Supporting Bioinformatics Pipelines in an HPC Environment: Lessons Learned from the Pediatric Cancer Genome Project
MONDAY, JUNE 3RD, 2013, 2:00 – 3:00 PM
307 EBERLY HALL
ABSTRACT: Bioinformatics has become a highly influential field of investigation for the understanding of human disease. The Pediatric Cancer Genome Project (PCGP) is an unprecedented three-year effort to sequence and analyze the genomes of 600 pediatric cancer patients to identify genetic variations that give rise to childhood disease. Begun in 2010, it is a joint venture between St. Jude Children’s Research Hospital and Washington University in St. Louis and is the largest whole-genome sequencing of pediatric cancers ever conducted. This talk will describe the lessons learned in the High Performance Computing Facility at St. Jude while supporting the PCGP effort and describe the computational infrastructure developed in response to the unique challenges of the project. Opportunities and challenges for the HPC community to support future work in bioinformatics will also be discussed.

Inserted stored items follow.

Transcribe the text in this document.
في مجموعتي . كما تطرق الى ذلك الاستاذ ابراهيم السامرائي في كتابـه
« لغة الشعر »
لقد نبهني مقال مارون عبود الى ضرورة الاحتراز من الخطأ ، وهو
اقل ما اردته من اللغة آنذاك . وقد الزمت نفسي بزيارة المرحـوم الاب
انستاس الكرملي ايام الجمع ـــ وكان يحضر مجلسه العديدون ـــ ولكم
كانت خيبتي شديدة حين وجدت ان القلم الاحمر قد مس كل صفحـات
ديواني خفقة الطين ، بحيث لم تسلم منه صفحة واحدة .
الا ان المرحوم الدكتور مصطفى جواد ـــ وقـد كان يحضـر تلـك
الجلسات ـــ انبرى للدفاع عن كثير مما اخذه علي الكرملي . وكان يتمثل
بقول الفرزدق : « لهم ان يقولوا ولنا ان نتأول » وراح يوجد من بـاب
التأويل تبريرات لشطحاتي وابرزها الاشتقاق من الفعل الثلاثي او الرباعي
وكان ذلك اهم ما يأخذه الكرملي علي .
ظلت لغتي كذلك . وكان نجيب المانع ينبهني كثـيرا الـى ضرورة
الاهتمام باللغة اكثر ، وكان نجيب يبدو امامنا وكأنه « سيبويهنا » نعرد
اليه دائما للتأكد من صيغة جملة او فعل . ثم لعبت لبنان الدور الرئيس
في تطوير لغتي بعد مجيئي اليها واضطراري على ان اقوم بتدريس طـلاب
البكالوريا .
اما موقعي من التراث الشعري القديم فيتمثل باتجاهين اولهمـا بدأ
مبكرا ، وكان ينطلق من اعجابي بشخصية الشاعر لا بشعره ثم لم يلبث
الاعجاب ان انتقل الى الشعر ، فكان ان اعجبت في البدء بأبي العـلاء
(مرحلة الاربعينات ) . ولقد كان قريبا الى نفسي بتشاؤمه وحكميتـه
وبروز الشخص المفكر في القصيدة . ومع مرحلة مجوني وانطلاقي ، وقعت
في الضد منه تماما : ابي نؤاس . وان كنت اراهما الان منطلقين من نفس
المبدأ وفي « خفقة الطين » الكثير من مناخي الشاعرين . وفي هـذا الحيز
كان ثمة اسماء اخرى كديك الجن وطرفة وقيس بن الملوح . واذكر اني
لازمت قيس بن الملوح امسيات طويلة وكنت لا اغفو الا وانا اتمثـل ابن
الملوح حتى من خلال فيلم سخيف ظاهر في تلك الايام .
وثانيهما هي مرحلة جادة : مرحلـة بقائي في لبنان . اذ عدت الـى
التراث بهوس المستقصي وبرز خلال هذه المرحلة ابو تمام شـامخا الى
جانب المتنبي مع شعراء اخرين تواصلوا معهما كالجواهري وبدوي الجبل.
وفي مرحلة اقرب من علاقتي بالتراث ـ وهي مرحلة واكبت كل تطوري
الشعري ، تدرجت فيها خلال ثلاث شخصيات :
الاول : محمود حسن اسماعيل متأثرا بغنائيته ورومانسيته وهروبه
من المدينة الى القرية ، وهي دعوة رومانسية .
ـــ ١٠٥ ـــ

BIO: Antonio M. Ferreira received his Bachelor of Arts in Mathematics with a minor in Chemistry from Syracuse University in 1993. He went on to earn a Ph.D. in Physical Chemistry with Dr. Henry Kurtz at The University of Memphis specializing in theoretical studies of the nonlinear optical properties of materials. Following his graduate studies he worked as a postdoc with Dr. J. Vincent Ortiz at Kansas State University, where he developed electron propagator methods for the Gaussian quantum chemistry package. He returned to The University of Memphis in 2001 as a Visiting Assistant Professor in the Chemistry Department. During his time there he worked with staff at ORNL and PNNL on improvements to the NWChem software and his research efforts shifted toward the application of quantum chemical methods in drug design with Dr. Bob M. Moore of the University of Tennessee. In 2004, he joined the group of Dr. Donald Bashford in the Hartwell Center for Bioinformatics and Biotechnology at St. Jude Children’s Research Hospital in Memphis, Tennessee. He was promoted to Staff Scientist in the Structural Biology Department in 2006 and in 2010 became the manager of St. Jude’s High Performance Computing Facility. As manager of that facility he was responsible for architecting and deploying a major expansion of the institutional computing infrastructure to support the Pediatric Cancer Genome Project. He is currently working to leverage GPUs for genomics analysis with the Center for Integrative and Translational Genomics at the University of Tennessee Health Science Center.